One of the reason my first session was not as successful as it could have been was that I pitched my ‘beginner’ course too advanced. I had forgotten just where the beginning was. I was worried that my audience would see me as a fraud, so I concentrated too heavily on “adding value” rather than keeping it simple enough for non-industry, non-tech savvy people to get the most out of it. It was my insecurity that they wouldn’t learn enough from me that saw me endeavour to teach them too much.
The reality was – they weren’t ready for so much so fast.
Once I refined the course the next time I delivered it, it was a smash hit (if I do say so myself!).
Qualified?
Another project I tackled recently was to talk to some uni students about Social Media as a career and how I got started. My presentation involved an overview of useful industry skills that they need to expand on before they’re ready to join the workforce. I took an experiential learning approach and gave them a practical activity to start – followed by plenty of Q&A.
I was really nervous about this too, I mean these guys were studying marketing. I didn’t study marketing. I barely got through 8 months of an Arts degree! Would I have anything useful to share with them? Or would they find out I was a fraud! But I went along, and I had a blast! I even did it again with another student group a couple of weeks later.
Same theme. Same result. Same self-doubt. How crazy! I DO know what I’m doing. I live off my skills, it earns me a great living. It’s funny how our internal dialogue always want to self-sabotage. But I pushed on.
Don’t Ask, Don’t Get
I sent an email to a connection who was looking for a full time employee, essentially doing what I do and asked them if they’d consider taking me on until they found the right person to join their team full time.
I met with them and I got some contract work, causing them to re-evaluate their need for a full time position in that role. Excellent for me and a smarter outcome for the business, they recognised the role they needed to recruit for was a different one.

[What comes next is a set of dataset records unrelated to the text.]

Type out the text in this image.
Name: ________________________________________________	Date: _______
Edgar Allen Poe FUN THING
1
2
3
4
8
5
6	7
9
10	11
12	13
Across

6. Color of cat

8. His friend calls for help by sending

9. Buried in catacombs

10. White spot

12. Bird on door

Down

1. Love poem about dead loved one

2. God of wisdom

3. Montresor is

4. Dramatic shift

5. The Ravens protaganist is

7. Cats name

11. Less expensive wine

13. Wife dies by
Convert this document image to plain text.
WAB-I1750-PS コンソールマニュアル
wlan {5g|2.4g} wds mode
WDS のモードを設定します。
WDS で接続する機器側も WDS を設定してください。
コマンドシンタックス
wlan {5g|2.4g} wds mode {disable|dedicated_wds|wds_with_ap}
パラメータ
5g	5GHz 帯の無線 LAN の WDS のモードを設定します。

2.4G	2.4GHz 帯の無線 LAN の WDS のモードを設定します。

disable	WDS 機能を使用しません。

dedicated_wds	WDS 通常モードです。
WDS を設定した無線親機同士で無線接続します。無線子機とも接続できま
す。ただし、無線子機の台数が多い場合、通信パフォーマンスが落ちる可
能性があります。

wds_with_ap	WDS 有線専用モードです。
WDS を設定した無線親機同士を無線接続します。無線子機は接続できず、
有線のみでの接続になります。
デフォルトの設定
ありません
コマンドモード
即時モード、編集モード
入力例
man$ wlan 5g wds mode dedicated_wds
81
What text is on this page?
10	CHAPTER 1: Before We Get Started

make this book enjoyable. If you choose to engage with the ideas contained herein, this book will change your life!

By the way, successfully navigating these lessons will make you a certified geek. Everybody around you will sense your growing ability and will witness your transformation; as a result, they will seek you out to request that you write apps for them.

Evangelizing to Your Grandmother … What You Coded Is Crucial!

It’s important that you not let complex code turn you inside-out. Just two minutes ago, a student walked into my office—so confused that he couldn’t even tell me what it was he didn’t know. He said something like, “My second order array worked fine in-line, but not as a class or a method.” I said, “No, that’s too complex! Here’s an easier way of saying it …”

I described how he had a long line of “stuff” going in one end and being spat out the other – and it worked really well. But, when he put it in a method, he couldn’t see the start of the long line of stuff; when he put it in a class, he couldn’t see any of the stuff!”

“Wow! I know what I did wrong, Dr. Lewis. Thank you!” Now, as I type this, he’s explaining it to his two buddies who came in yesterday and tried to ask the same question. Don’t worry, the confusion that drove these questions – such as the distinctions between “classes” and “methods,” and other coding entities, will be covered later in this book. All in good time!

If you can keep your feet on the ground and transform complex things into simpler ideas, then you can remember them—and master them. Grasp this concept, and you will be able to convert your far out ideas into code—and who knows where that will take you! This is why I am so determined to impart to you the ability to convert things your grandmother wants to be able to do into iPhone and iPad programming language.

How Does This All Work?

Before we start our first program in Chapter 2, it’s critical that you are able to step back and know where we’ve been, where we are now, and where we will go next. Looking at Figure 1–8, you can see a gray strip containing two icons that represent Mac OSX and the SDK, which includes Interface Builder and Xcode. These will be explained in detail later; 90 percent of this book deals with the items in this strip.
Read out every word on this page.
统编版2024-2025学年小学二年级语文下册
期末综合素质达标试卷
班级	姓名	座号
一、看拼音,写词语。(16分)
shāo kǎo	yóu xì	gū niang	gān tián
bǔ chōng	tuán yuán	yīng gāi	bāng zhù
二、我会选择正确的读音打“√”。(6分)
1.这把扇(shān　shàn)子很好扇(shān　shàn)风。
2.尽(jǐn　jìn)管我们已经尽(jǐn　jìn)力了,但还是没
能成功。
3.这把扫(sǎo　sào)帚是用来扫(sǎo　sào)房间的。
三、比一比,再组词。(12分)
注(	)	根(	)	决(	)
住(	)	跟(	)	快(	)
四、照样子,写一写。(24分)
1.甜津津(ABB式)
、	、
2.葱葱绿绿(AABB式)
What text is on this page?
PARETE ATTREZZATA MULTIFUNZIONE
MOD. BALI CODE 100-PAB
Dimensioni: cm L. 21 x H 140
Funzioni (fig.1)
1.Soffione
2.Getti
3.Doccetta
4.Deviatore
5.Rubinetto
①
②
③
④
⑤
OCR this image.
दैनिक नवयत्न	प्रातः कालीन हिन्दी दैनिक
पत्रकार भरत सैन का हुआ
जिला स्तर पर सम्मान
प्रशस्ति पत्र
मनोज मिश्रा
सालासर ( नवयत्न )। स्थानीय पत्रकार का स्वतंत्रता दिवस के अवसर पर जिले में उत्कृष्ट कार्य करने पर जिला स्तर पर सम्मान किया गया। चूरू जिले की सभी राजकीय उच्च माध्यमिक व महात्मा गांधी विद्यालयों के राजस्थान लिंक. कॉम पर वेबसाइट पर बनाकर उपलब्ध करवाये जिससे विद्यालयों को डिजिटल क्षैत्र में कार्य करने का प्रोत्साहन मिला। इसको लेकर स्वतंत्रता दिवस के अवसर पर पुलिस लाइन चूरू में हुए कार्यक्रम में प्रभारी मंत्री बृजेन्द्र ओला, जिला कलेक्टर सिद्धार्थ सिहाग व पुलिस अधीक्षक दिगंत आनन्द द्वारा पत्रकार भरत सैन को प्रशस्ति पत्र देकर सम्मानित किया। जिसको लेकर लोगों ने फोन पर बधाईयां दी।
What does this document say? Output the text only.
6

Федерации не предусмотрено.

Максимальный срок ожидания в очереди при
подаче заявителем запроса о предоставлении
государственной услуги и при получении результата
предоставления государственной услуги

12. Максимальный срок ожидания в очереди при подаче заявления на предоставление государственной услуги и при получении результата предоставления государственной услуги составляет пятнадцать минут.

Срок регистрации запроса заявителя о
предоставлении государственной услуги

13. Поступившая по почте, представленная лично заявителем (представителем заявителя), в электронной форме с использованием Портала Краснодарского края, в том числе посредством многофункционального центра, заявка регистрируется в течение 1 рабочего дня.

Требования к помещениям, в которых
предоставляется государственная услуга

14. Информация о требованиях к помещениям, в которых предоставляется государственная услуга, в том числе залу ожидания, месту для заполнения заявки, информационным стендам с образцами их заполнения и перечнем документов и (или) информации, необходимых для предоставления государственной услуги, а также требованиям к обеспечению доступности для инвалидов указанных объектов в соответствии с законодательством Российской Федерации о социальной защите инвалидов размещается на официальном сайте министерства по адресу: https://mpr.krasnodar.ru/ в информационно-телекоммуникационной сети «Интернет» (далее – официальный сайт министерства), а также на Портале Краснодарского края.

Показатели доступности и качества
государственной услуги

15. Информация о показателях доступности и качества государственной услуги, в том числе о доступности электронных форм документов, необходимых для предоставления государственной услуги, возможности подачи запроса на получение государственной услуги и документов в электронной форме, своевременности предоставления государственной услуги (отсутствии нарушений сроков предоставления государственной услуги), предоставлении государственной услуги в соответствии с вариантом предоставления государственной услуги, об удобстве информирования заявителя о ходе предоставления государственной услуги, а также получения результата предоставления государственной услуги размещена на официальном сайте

Never be scared to ask; we are all in sales. Don’t ask, don’t get.
Video – oh no!
I was contacted by Al Jazeera (not a terrorist organisation) to contribute a 1 minute video about a current issue around Social Media Marketing that had hit the mainstream media.
WHAT? A video? Ew.
I want to be confident enough to do more video content and live video, “but I’m not ready!” I told myself. (There’s that self-doubt again!).
I said yes. I had to webcam myself talking for one minute. Doesn’t sounds like a long time; 60 seconds is hardly an epic. Most people would have shot it, sent it, and moved on pretty quickly.
Not me. I took 40 takes (give or take, lol), then I sent it. And my doubt convinced me that they probably wouldn’t use it – because what after all did I have to offer?
Growing
Now I have to stop worrying about whether I have something to offer or not. It’s time to get on with it. There’ll always be something to worry about, but I think I’m done with this self-doubt. At least for now.
And the result?
There’s been bigger meetings, with more lined up, meetings old me would have been scared to take.
I’ve expanded services without having to haggle over small fees I may have charged in the past.
But the most exciting lesson I want to share with you is that if I can do it in my business – you can in yours too! We all go through professional ups and downs, that’s life – but if you have skill, passion, integrity, experience, and be authentic to you, you’ve got the recipe to succeed.
You just have to push through the scary barrier and keep going. What’s just round the corner is up to you!
While there’ll always be an ebb and flow – you can swim, so the tide needn’t be scary.